2. How’s the home’s condition
Chances are, your property manager hasn’t visited the home in awhile so you may not know the condition of your property. Almost every home needs carpet and paint throughout. If the tenant smoked in the property, prepare for a much more expensive painting bill to seal in the smoke smell (not doing so is an absolute waste of money). You may also need to replace appliances, repair leaks that were not reported, a/c that’s not functioning properly and windows that are fogged due to failed thermal seals (common issue). Depending on the size of the property, prepare to spend around $10,000-15,000. Not doing so will cost you that much and more on a resale side.
If you want to really get a feel for the home’s condition, contact a home inspector to go through the property and provide you with a report. Also, check the property disclosures of neighboring properties to see if all of the roofs were replaced about the same time.

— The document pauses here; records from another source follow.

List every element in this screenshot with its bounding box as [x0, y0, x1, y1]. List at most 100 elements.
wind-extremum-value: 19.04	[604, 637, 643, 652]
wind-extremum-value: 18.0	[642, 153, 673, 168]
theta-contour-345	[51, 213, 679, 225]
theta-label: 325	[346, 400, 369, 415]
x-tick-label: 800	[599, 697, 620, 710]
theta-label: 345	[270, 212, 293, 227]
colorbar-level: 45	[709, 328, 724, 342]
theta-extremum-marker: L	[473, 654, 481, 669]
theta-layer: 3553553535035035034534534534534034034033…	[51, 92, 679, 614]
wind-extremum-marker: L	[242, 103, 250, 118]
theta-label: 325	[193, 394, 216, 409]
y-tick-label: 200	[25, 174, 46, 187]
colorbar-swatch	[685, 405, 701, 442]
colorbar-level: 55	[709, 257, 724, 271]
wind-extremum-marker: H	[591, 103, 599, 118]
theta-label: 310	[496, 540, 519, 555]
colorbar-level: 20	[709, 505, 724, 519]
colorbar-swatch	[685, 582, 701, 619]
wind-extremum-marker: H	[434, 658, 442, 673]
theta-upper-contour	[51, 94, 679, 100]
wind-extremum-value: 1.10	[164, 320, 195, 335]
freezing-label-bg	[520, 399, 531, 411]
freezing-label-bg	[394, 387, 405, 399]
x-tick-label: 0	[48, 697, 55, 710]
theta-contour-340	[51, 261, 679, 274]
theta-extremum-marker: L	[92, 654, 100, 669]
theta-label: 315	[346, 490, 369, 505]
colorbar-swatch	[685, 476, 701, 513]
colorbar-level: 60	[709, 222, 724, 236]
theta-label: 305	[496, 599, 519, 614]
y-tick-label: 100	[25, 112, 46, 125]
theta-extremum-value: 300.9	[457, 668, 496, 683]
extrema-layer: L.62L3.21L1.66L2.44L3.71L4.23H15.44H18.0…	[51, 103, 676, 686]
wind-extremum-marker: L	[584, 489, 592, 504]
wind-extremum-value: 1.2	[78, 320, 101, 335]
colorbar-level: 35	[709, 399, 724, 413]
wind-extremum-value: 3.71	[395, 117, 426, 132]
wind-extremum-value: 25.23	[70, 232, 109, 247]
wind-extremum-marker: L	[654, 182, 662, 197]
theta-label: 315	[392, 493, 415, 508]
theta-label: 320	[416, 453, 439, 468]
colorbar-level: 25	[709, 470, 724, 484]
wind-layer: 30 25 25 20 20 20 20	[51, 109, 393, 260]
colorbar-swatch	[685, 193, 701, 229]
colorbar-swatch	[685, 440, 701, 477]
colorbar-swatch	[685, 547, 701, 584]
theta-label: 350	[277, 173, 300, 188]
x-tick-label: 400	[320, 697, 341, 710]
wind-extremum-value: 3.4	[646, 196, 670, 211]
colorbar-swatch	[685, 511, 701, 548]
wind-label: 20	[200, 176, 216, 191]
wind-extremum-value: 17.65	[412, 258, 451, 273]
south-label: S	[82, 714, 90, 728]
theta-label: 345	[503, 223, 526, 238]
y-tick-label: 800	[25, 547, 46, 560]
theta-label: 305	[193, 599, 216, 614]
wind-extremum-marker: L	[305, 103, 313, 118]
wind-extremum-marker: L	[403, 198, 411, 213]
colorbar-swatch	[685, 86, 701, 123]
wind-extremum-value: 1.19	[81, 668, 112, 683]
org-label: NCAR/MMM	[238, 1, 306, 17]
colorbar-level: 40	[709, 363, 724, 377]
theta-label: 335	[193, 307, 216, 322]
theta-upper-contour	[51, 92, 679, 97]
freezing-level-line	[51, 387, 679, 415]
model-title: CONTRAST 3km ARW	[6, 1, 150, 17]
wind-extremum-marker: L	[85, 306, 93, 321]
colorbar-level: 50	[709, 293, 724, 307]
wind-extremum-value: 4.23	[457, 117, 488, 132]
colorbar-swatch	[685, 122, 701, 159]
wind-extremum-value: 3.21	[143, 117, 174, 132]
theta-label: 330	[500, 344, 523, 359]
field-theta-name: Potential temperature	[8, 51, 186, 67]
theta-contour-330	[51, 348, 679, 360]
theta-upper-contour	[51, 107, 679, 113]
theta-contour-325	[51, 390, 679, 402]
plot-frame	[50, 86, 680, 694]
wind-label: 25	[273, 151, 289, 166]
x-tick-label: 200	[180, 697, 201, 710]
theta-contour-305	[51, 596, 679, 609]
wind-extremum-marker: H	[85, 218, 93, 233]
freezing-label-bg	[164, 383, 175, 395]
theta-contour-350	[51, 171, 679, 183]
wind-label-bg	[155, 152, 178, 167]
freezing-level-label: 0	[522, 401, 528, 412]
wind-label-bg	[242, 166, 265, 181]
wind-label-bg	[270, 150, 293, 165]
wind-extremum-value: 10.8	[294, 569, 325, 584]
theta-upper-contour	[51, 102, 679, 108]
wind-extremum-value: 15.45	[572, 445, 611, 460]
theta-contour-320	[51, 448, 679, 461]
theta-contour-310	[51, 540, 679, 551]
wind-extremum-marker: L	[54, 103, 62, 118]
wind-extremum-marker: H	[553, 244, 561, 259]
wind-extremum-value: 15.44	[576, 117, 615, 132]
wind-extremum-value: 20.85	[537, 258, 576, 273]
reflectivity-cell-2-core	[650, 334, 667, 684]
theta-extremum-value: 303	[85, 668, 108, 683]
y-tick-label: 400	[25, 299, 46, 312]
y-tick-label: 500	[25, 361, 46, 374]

You may be eligible (and in desperate need) of a new roof due to hail or other wind damage.
3. Yard?!? What Yard!
I have yet to come across a rental property that has any semblance of a yard as most of grass is usually dead from being cut too low. While you need to have someone maintain the lawn while it’s listed, don’t worry if the yard isn’t 100% While curb appeal is critical, fertilizer and pine needles can go a long way to transforming a below average yard into something acceptable.
4. Price it to Sell
Just because you paid big bucks to get the home up to market standard, don’t squander that by over-pricing. If your carrying costs each month are $1,500, you should count on needing at least $4,500 for a month of rehab / repair, a month of marketing, and a month to close. If you over price it, you could increase your carrying costs dramatically and it may not yield a return to make it worthwhile.
5. Good News: You don’t need to come back
Believe it or not, most Sellers love it when I tell them that there’s no need to step back in the state to sell the house. A competent agent (like the one writing this blog) can line up reputable contractors, oversee repairs, market and list the property and arrange the closing. As an owner, the closing attorney will mail / email you the documents that you will need to sign. Once all is returned and the Buyer completes their portion, the sale is complete. Any proceeds are sent to the Seller after closing.